Kevin Strickland foi condenado em 1979 por um triplo assassinato que não cometeu. É uma das penas errôneas mais longas da história dos EUA. “Vivi desconectado do mundo, ver a vida me doía muito”, diz ao EL PAÍS nove dias depois de ser inocentado
Por Amanda Mars, do El País, compartilhado de Geledés
Na foto: Kevin Strickland na quinta-feira no escritório de seus advogados em Kansas City (Missouri), uma semana depois de ser inocentado. (Foto: ANGELA BOND)
É difícil se colocar na pele de Kevin Strickland quando nem ele próprio se sente totalmente nela. Em 26 de abril de 1978, quando tinha 18 anos, a polícia bateu à sua porta para lhe fazer algumas perguntas sobre um triplo homicídio ocorrido na noite anterior, do qual ele só tinha ouvido falar no noticiário. Naquela manhã ele se preparava para cuidar, pela primeira vez sozinho, de sua filha de seis semanas enquanto a mãe, sua namorada na época, ia ao médico. A jovem estava saindo pela porta quando os agentes chegaram. Kevin nunca cuidou daquela menina. Foi condenado à prisão perpétua em um processo repleto de falhas. Há quase duas semanas, 43 anos depois, saiu inocentado depois de uma das penas errôneas mais longas da história dos Estados Unidos.
Tem 62 anos, está em cadeira de rodas e a agitação urbana o deixa aturdido.

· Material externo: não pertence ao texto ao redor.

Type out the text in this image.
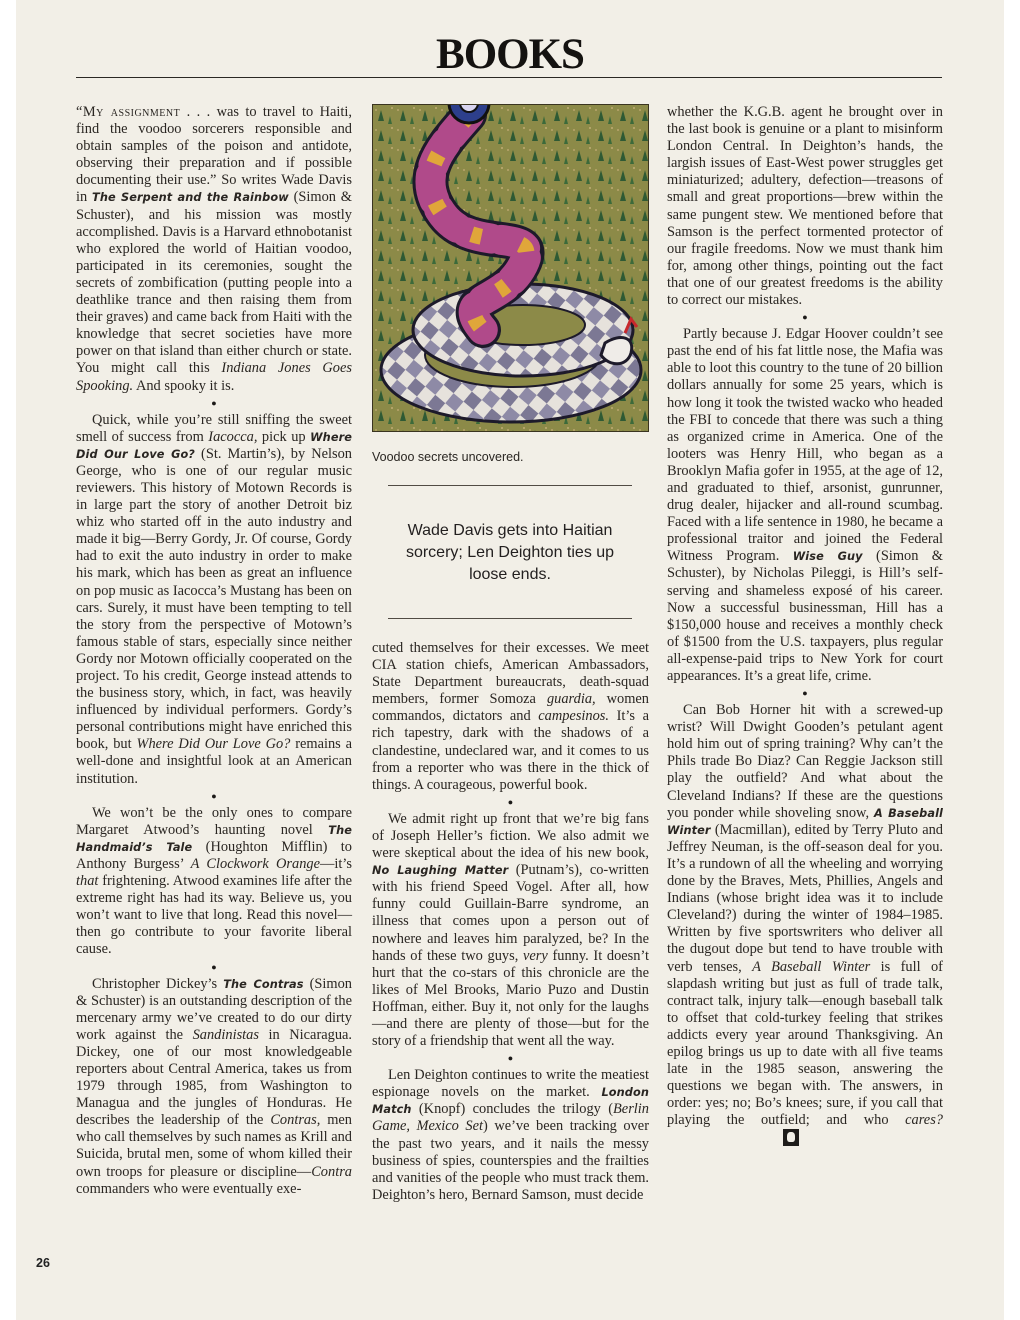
BOOKS

“My assignment . . . was to travel to Haiti, find the voodoo sorcerers responsible and obtain samples of the poison and antidote, observing their preparation and if possible documenting their use.” So writes Wade Davis in The Serpent and the Rainbow (Simon & Schuster), and his mission was mostly accomplished. Davis is a Harvard ethnobotanist who explored the world of Haitian voodoo, participated in its ceremonies, sought the secrets of zombification (putting people into a deathlike trance and then raising them from their graves) and came back from Haiti with the knowledge that secret societies have more power on that island than either church or state. You might call this Indiana Jones Goes Spooking. And spooky it is.

●

Quick, while you’re still sniffing the sweet smell of success from Iacocca, pick up Where Did Our Love Go? (St. Martin’s), by Nelson George, who is one of our regular music reviewers. This history of Motown Records is in large part the story of another Detroit biz whiz who started off in the auto industry and made it big—Berry Gordy, Jr. Of course, Gordy had to exit the auto industry in order to make his mark, which has been as great an influence on pop music as Iacocca’s Mustang has been on cars. Surely, it must have been tempting to tell the story from the perspective of Motown’s famous stable of stars, especially since neither Gordy nor Motown officially cooperated on the project. To his credit, George instead attends to the business story, which, in fact, was heavily influenced by individual performers. Gordy’s personal contributions might have enriched this book, but Where Did Our Love Go? remains a well-done and insightful look at an American institution.

●

We won’t be the only ones to compare Margaret Atwood’s haunting novel The Handmaid’s Tale (Houghton Mifflin) to Anthony Burgess’ A Clockwork Orange—it’s that frightening. Atwood examines life after the extreme right has had its way. Believe us, you won’t want to live that long. Read this novel—then go contribute to your favorite liberal cause.

●

Christopher Dickey’s The Contras (Simon & Schuster) is an outstanding description of the mercenary army we’ve created to do our dirty work against the Sandinistas in Nicaragua. Dickey, one of our most knowledgeable reporters about Central America, takes us from 1979 through 1985, from Washington to Managua and the jungles of Honduras. He describes the leadership of the Contras, men who call themselves by such names as Krill and Suicida, brutal men, some of whom killed their own troops for pleasure or discipline—Contra commanders who were eventually exe-

Voodoo secrets uncovered.

Wade Davis gets into Haitian sorcery; Len Deighton ties up loose ends.

cuted themselves for their excesses. We meet CIA station chiefs, American Ambassadors, State Department bureaucrats, death-squad members, former Somoza guardia, women commandos, dictators and campesinos. It’s a rich tapestry, dark with the shadows of a clandestine, undeclared war, and it comes to us from a reporter who was there in the thick of things. A courageous, powerful book.

●

We admit right up front that we’re big fans of Joseph Heller’s fiction. We also admit we were skeptical about the idea of his new book, No Laughing Matter (Putnam’s), co-written with his friend Speed Vogel. After all, how funny could Guillain-Barre syndrome, an illness that comes upon a person out of nowhere and leaves him paralyzed, be? In the hands of these two guys, very funny. It doesn’t hurt that the co-stars of this chronicle are the likes of Mel Brooks, Mario Puzo and Dustin Hoffman, either. Buy it, not only for the laughs—and there are plenty of those—but for the story of a friendship that went all the way.

●

Len Deighton continues to write the meatiest espionage novels on the market. London Match (Knopf) concludes the trilogy (Berlin Game, Mexico Set) we’ve been tracking over the past two years, and it nails the messy business of spies, counterspies and the frailties and vanities of the people who must track them. Deighton’s hero, Bernard Samson, must decide

whether the K.G.B. agent he brought over in the last book is genuine or a plant to misinform London Central. In Deighton’s hands, the largish issues of East-West power struggles get miniaturized; adultery, defection—treasons of small and great proportions—brew within the same pungent stew. We mentioned before that Samson is the perfect tormented protector of our fragile freedoms. Now we must thank him for, among other things, pointing out the fact that one of our greatest freedoms is the ability to correct our mistakes.

●

Partly because J. Edgar Hoover couldn’t see past the end of his fat little nose, the Mafia was able to loot this country to the tune of 20 billion dollars annually for some 25 years, which is how long it took the twisted wacko who headed the FBI to concede that there was such a thing as organized crime in America. One of the looters was Henry Hill, who began as a Brooklyn Mafia gofer in 1955, at the age of 12, and graduated to thief, arsonist, gunrunner, drug dealer, hijacker and all-round scumbag. Faced with a life sentence in 1980, he became a professional traitor and joined the Federal Witness Program. Wise Guy (Simon & Schuster), by Nicholas Pileggi, is Hill’s self-serving and shameless exposé of his career. Now a successful businessman, Hill has a $150,000 house and receives a monthly check of $1500 from the U.S. taxpayers, plus regular all-expense-paid trips to New York for court appearances. It’s a great life, crime.

●

Can Bob Horner hit with a screwed-up wrist? Will Dwight Gooden’s petulant agent hold him out of spring training? Why can’t the Phils trade Bo Diaz? Can Reggie Jackson still play the outfield? And what about the Cleveland Indians? If these are the questions you ponder while shoveling snow, A Baseball Winter (Macmillan), edited by Terry Pluto and Jeffrey Neuman, is the off-season deal for you. It’s a rundown of all the wheeling and worrying done by the Braves, Mets, Phillies, Angels and Indians (whose bright idea was it to include Cleveland?) during the winter of 1984–1985. Written by five sportswriters who deliver all the dugout dope but tend to have trouble with verb tenses, A Baseball Winter is full of slapdash writing but just as full of trade talk, contract talk, injury talk—enough baseball talk to offset that cold-turkey feeling that strikes addicts every year around Thanksgiving. An epilog brings us up to date with all five teams late in the 1985 season, answering the questions we began with. The answers, in order: yes; no; Bo’s knees; sure, if you call that playing the outfield; and who cares?

26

Em 2 de dezembro, quando conversa com o EL PAÍS, está livre há nove dias, mas conta que continua na prisão. Chama seu quarto de “cela”, sua cama de “beliche”, e diz que de manhã ainda fica quieto, esperando ouvir a campainha avisá-lo de que pode se levantar para ir tomar o café da manhã, até que, depois de um instante, percebe que já não há campainha. Ainda dorme sem dormir, em guarda, como uma pessoa dorme nos lugares onde pode ser morta de noite. Não reconhece nada de Kansas City, a cidade do Missouri onde vivia e onde foi enterrado vivo. Seus pais morreram, seus irmãos se distanciaram, sua namorada se casou com outro e ele só viu sua filha cinco vezes nestas mais de quatro décadas.
É impossível se colocar no lugar de alguém como Kevin Strickland quando nem ele próprio o encontrou. “Sei que estou acordado, mas não paro de pensar que alguém me vai sacudir e me dizer que não, que estou sonhando, que me pregaram uma peça, que continuo na prisão”, conta com lentidão no escritório dos advogados que cuidaram do seu caso, baixando o olhar continuamente. Desculpa-se várias vezes durante a conversa. “Não sei falar com pessoas normais, fui criado entre animais”, diz, com uma doçura repentina e desconcertante.